Trump berates and threatens in incendiary debate

By AFP
10 October 2016
Trump berates and threatens in incendiary debate
Republican Donald Trump (L) and Democrat Hillary Clinton (R) shake hands at the end of the second Presidential Debate at Washington University in St. Louis, Missouri, USA, 09 October 2016. Photo: EFE

Donald Trump launched a scorched-earth bid to salvage his faltering campaign during a caustic presidential debate Sunday, vowing to put Hillary Clinton in jail and accusing her husband of sexual misconduct.
Before tens-of-millions of viewers and an audience that included Bill Clinton and three women who accuse him of past abuse, the Republican nominee shattered the last vestiges of political decorum and gave voice to incendiary allegations against the former president.
With his campaign in a tailspin, Trump apologized for "locker room talk" in which he bragged about groping women, but stated baldly that "Bill Clinton was abusive to women."
"If you look at Bill Clinton, far worse," Trump insisted. "Mine are words, his was action," he said, claiming that there has "never been anybody in the history of politics in this nation that's been so abusive to women."
Going a step further, the 70-year-old real estate mogul threatened his 2016 Democratic rival -- whom he accused of having "hate in her heart" -- with imprisonment if he wins the White House.
"If I win, I'm going to instruct the attorney general to get a special prosecutor to look into your situation because there's never been so many lies, so much deception," Trump said.
The Democrat Hillary Clinton, facing a deeply wounded candidate with one month to go before Election Day, pushed back by saying Trump's lewd comments, caught on a hot mic, merely showed his true self.
"This is who Donald Trump is, and the question for us, the question our country must answer is that this is not who we are."
When Clinton said that it was "awfully good" that someone with Trump's temperament was not leading the nation, he shot back: "Because you'd be in jail."
The opening minutes were tense, with Trump slinging mud even at the two moderators, whom he accused of bias -- it was "one against three" he said -- between a continuous series of interruptions.
The 68-year-old Clinton largely refused to take the bait, saying she took the advice of First Lady Michelle Obama: "when they go low, you go high."

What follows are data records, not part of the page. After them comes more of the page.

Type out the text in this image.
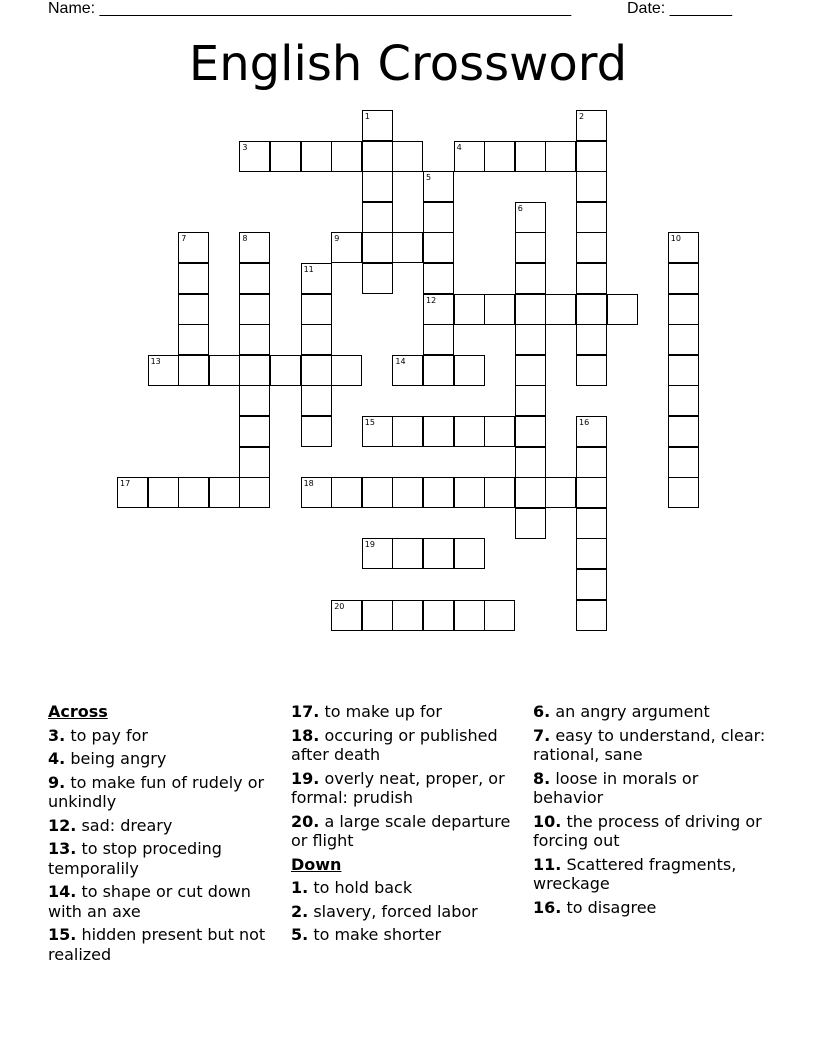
Name: _____________________________________________________	Date: _______
English Crossword
1	2
3	4
5
6
7	8	9	10
11
12
13	14
15	16
17	18
19
20
Across
3. to pay for
4. being angry
9. to make fun of rudely or unkindly
12. sad: dreary
13. to stop proceding temporalily
14. to shape or cut down with an axe
15. hidden present but not realized
17. to make up for
18. occuring or published after death
19. overly neat, proper, or formal: prudish
20. a large scale departure or flight
Down
1. to hold back
2. slavery, forced labor
5. to make shorter
6. an angry argument
7. easy to understand, clear: rational, sane
8. loose in morals or behavior
10. the process of driving or forcing out
11. Scattered fragments, wreckage
16. to disagree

"This is not an ordinary time and this is not an ordinary election," she said appealing directly to voters. 
But, as in the first debate, she also laid a series traps for Trump, prodding him toward admitting he had not paid federal income tax in around two decades.
By accusing Russia of trying to tilt the 2016 presidential election in Trump's favor with a series of email hacks, Clinton forced her rival to contradict the intelligence community, which has also fingered Moscow.
"She doesn't know if it's the Russians doing the hacking. Maybe there is no hacking," he said.
- End game –
Trump faces a make-or-break moment after his crude boasts, which he made in 2005 and which became public Friday, as streams of Republicans have retracted their support for his campaign.
With a campaign based on earning free television air time and little ground game, Trump is dependent on the Republican Party machinery to get out the vote.
Trump needs a dramatic boost if he is to claw back ground against Clinton, who has surged in the polls since their first debate on September 26.
In an extraordinary step, Trump convened a press event just moments before the debate that included several women who accuse former president Clinton of sexual harassment and rape. 
Introduced by Trump as "very courageous women," the invited speakers included Paula Jones, a former government employee in Arkansas who sued Bill Clinton for sexual harassment, and Juanita Broaddrick, also of Arkansas, who claims that Clinton raped her in 1978.